This week I’m looking at Psalm 92, which exhibits a great contrast.  Of what?  Of those close to the Lord and those who ban His presence from their lives, shunning Him, wanting nothing to do with Jesus.

Life overflows with contrasts.  Extraverts and introverts.  Savers and spenders.  Takers and givers.  Artists and me.  Those handy with tools and me.  Who can build almost anything and then there’s me!

But in Psalm 92 we see the ultimate contrast, the spiritual one, which counts for eternity.  After praising the Lord for His steadfast love and faithfulness, the psalmist paints an unflattering picture of the unbeliever–‘How great are your works, O Lord!  Your thoughts are very deep!  The stupid man cannot know; the fool cannot understand this: that though the wicked sprout like grass and all evildoers flourish, they are doomed to destruction forever’ (Ps. 92:5-7).  Stupid…fool…wicked…evildoers…doomed.

Those words should take your breath away.  Sad and sobering thoughts about those who thumb their noses at God.  Who tell Jesus to take a hike.  That He shouldn’t bother them.  Mind His own beeswax.  Bug off.   Vamoose.  Unfortunately for them, their wish will be granted.

But what about those who cuddle up a little closer to Jesus?  Who know how much they need Him, while not deserving one crumb from His table.  Yet He gives them His all.  Every bit…eventually.  Here’s the portrait of the believer–‘The righteous flourish like the palm tree and grow like a cedar in Lebanon.  They are planted in the house of the Lord; they flourish…They still bear fruit in old age…’ (Ps. 92: 12-14).

Such a contrast.   Okay believer, now get with the program.  Stop sitting around smelling the roses.  Admiring yourself for how much God loves you.  Idle.  On the shelf.  One of God’s unemployed.  What happened to bearing fruit and flourishing?

So, keep growing.  Spending more time in your Bible.  Praying.  Being less of a worry wart and not such a nervous Nellie.  More hopeful and optimistic.  Actually believing God.

And how do I stack up?  Knew you wondered.  Probably Sr.
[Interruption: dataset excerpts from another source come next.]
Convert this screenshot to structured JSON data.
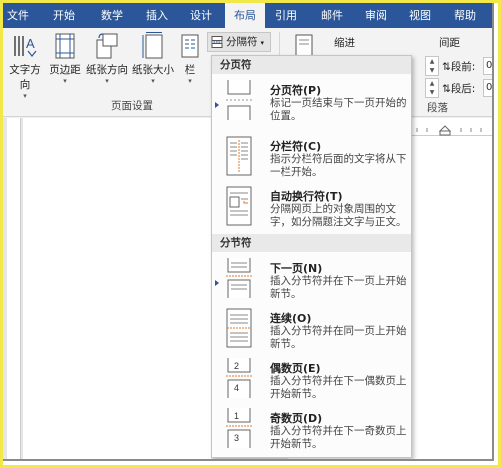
{
  "tabs": [
    "文件",
    "开始",
    "数学",
    "插入",
    "设计",
    "布局",
    "引用",
    "邮件",
    "审阅",
    "视图",
    "帮助"
  ],
  "active_tab": "布局",
  "ribbon": {
    "text_direction": "文字方向",
    "margins": "页边距",
    "orientation": "纸张方向",
    "size": "纸张大小",
    "columns": "栏",
    "group_page_setup": "页面设置",
    "breaks": "分隔符",
    "indent_label": "缩进",
    "spacing_label": "间距",
    "before_label": "段前:",
    "before_value": "0",
    "after_label": "段后:",
    "after_value": "0",
    "group_paragraph": "段落"
  },
  "breaks_menu": {
    "section_page": "分页符",
    "section_section": "分节符",
    "items": [
      {
        "title": "分页符(P)",
        "desc": "标记一页结束与下一页开始的位置。"
      },
      {
        "title": "分栏符(C)",
        "desc": "指示分栏符后面的文字将从下一栏开始。"
      },
      {
        "title": "自动换行符(T)",
        "desc": "分隔网页上的对象周围的文字，如分隔题注文字与正文。"
      },
      {
        "title": "下一页(N)",
        "desc": "插入分节符并在下一页上开始新节。"
      },
      {
        "title": "连续(O)",
        "desc": "插入分节符并在同一页上开始新节。"
      },
      {
        "title": "偶数页(E)",
        "desc": "插入分节符并在下一偶数页上开始新节。"
      },
      {
        "title": "奇数页(D)",
        "desc": "插入分节符并在下一奇数页上开始新节。"
      }
    ]
  },
  "icons": {
    "page_break": "page-break-icon",
    "column_break": "column-break-icon",
    "text_wrap": "text-wrapping-break-icon",
    "next_page": "next-page-section-icon",
    "continuous": "continuous-section-icon",
    "even_page": "even-page-section-icon",
    "odd_page": "odd-page-section-icon"
  },
  "colors": {
    "ribbon_blue": "#2b579a",
    "highlight_border": "#f3e84a",
    "accent_orange": "#e07a2e"
  }
}
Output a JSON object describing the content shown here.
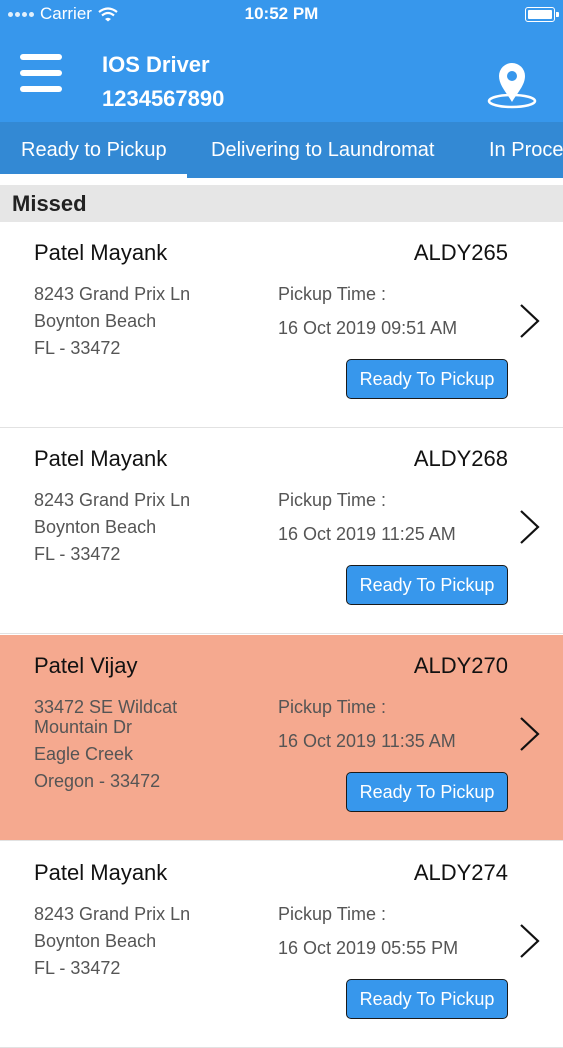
{
  "status_bar": {
    "carrier": "Carrier",
    "time": "10:52 PM"
  },
  "header": {
    "driver_name": "IOS Driver",
    "driver_phone": "1234567890"
  },
  "tabs": [
    {
      "label": "Ready to Pickup",
      "active": true
    },
    {
      "label": "Delivering to Laundromat",
      "active": false
    },
    {
      "label": "In Proce",
      "active": false
    }
  ],
  "section_title": "Missed",
  "orders": [
    {
      "name": "Patel Mayank",
      "order_id": "ALDY265",
      "address": [
        "8243 Grand Prix Ln",
        "Boynton Beach",
        "FL - 33472"
      ],
      "pickup_label": "Pickup Time :",
      "pickup_time": "16 Oct 2019 09:51 AM",
      "button": "Ready To Pickup",
      "highlighted": false
    },
    {
      "name": "Patel Mayank",
      "order_id": "ALDY268",
      "address": [
        "8243 Grand Prix Ln",
        "Boynton Beach",
        "FL - 33472"
      ],
      "pickup_label": "Pickup Time :",
      "pickup_time": "16 Oct 2019 11:25 AM",
      "button": "Ready To Pickup",
      "highlighted": false
    },
    {
      "name": "Patel Vijay",
      "order_id": "ALDY270",
      "address": [
        "33472 SE Wildcat Mountain Dr",
        "Eagle Creek",
        "Oregon - 33472"
      ],
      "pickup_label": "Pickup Time :",
      "pickup_time": "16 Oct 2019 11:35 AM",
      "button": "Ready To Pickup",
      "highlighted": true
    },
    {
      "name": "Patel Mayank",
      "order_id": "ALDY274",
      "address": [
        "8243 Grand Prix Ln",
        "Boynton Beach",
        "FL - 33472"
      ],
      "pickup_label": "Pickup Time :",
      "pickup_time": "16 Oct 2019 05:55 PM",
      "button": "Ready To Pickup",
      "highlighted": false
    }
  ],
  "colors": {
    "primary": "#3797ec",
    "tab_bar": "#3389d4",
    "highlight_row": "#f5a98f"
  },
  "icons": {
    "menu": "hamburger-menu-icon",
    "location": "location-pin-icon",
    "row_action": "chevron-right-icon",
    "wifi": "wifi-icon",
    "battery": "battery-icon"
  }
}
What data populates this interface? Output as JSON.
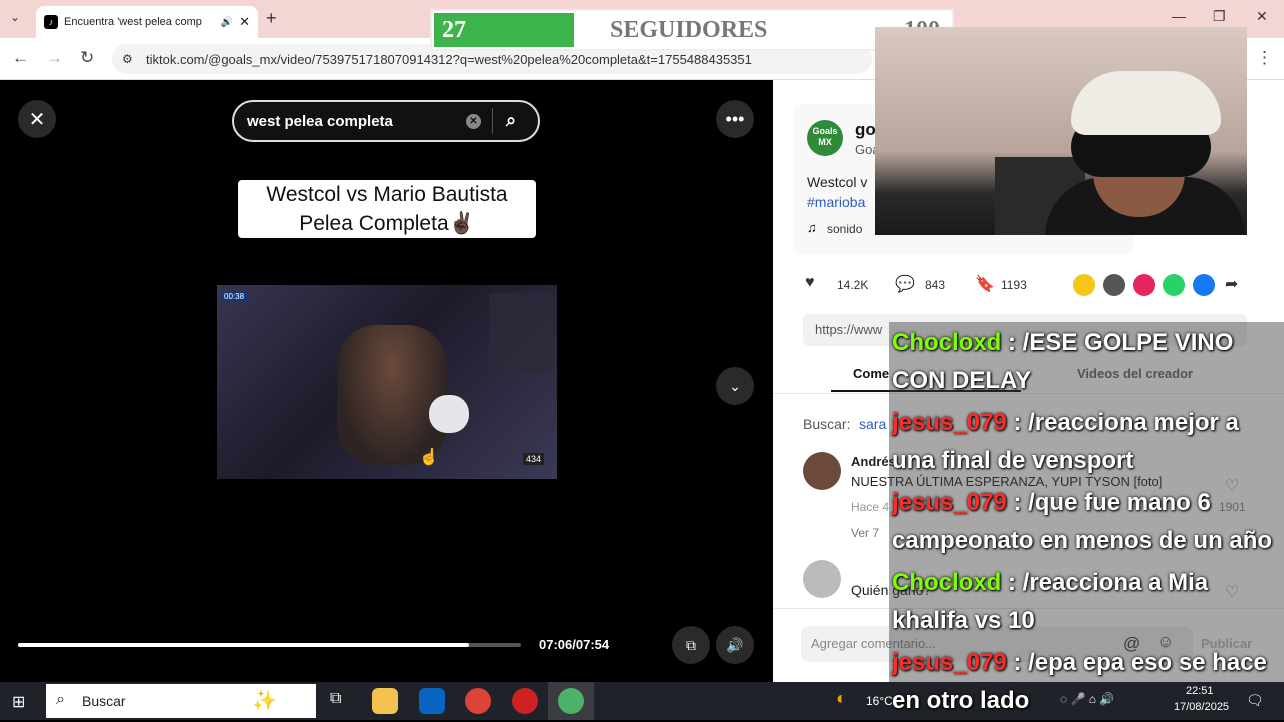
{
  "browser": {
    "tab_title": "Encuentra 'west pelea comp",
    "url": "tiktok.com/@goals_mx/video/7539751718070914312?q=west%20pelea%20completa&t=1755488435351"
  },
  "video": {
    "search_query": "west pelea completa",
    "caption_line1": "Westcol vs Mario Bautista",
    "caption_line2": "Pelea Completa✌🏿",
    "time": "07:06/07:54",
    "progress": 0.897,
    "clip_badge_time": "00:38",
    "clip_viewers": "434"
  },
  "post": {
    "avatar_text": "Goals MX",
    "author_name": "go",
    "author_handle": "Goa",
    "description": "Westcol v",
    "hashtag": "#marioba",
    "sound": "sonido",
    "likes": "14.2K",
    "comments": "843",
    "saves": "1193",
    "link": "https://www",
    "tab_comments": "Come",
    "tab_creator": "Videos del creador",
    "search_label": "Buscar:",
    "search_term": "sara"
  },
  "comments_list": [
    {
      "name": "Andrés",
      "text": "NUESTRA ÚLTIMA ESPERANZA, YUPI TYSON [foto]",
      "meta": "Hace 4",
      "replies": "Ver 7",
      "likes": "1901"
    },
    {
      "name": "",
      "text": "Quién ganó?",
      "meta": "",
      "replies": "",
      "likes": ""
    }
  ],
  "composer": {
    "placeholder": "Agregar comentario...",
    "post_label": "Publicar"
  },
  "overlay": {
    "count": "27",
    "label": "SEGUIDORES",
    "goal": "100",
    "fill": 0.27,
    "color": "#3cb44b"
  },
  "chat": [
    {
      "user": "Chocloxd",
      "color": "green",
      "text": ": /ESE GOLPE VINO CON DELAY"
    },
    {
      "user": "jesus_079",
      "color": "red",
      "text": ": /reacciona mejor a una final de vensport"
    },
    {
      "user": "jesus_079",
      "color": "red",
      "text": ": /que fue mano 6 campeonato en menos de un año"
    },
    {
      "user": "Chocloxd",
      "color": "green",
      "text": ": /reacciona a Mia khalifa vs 10"
    },
    {
      "user": "jesus_079",
      "color": "red",
      "text": ": /epa epa eso se hace en otro lado"
    }
  ],
  "taskbar": {
    "search": "Buscar",
    "weather": "16°C",
    "time": "22:51",
    "date": "17/08/2025"
  }
}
Perfectomente?  Right?  Wrong.  To be honest, I’m working on it.  To be like Jesus, knowing I’m nowhere near that goal.  Barely in the ballpark.  More like I’m in third grade; when, at my age, I should already have received my doctorate.

But the trend is my friend.  Two steps forward, one back.  Three forward, two back.  Overall, heading His way.  Slowly but surely inching forward.  After all, He’s not done with me.  Or with you either, for that matter.

Thank you, Jesus, for helping me to be more and more like you.  Amen.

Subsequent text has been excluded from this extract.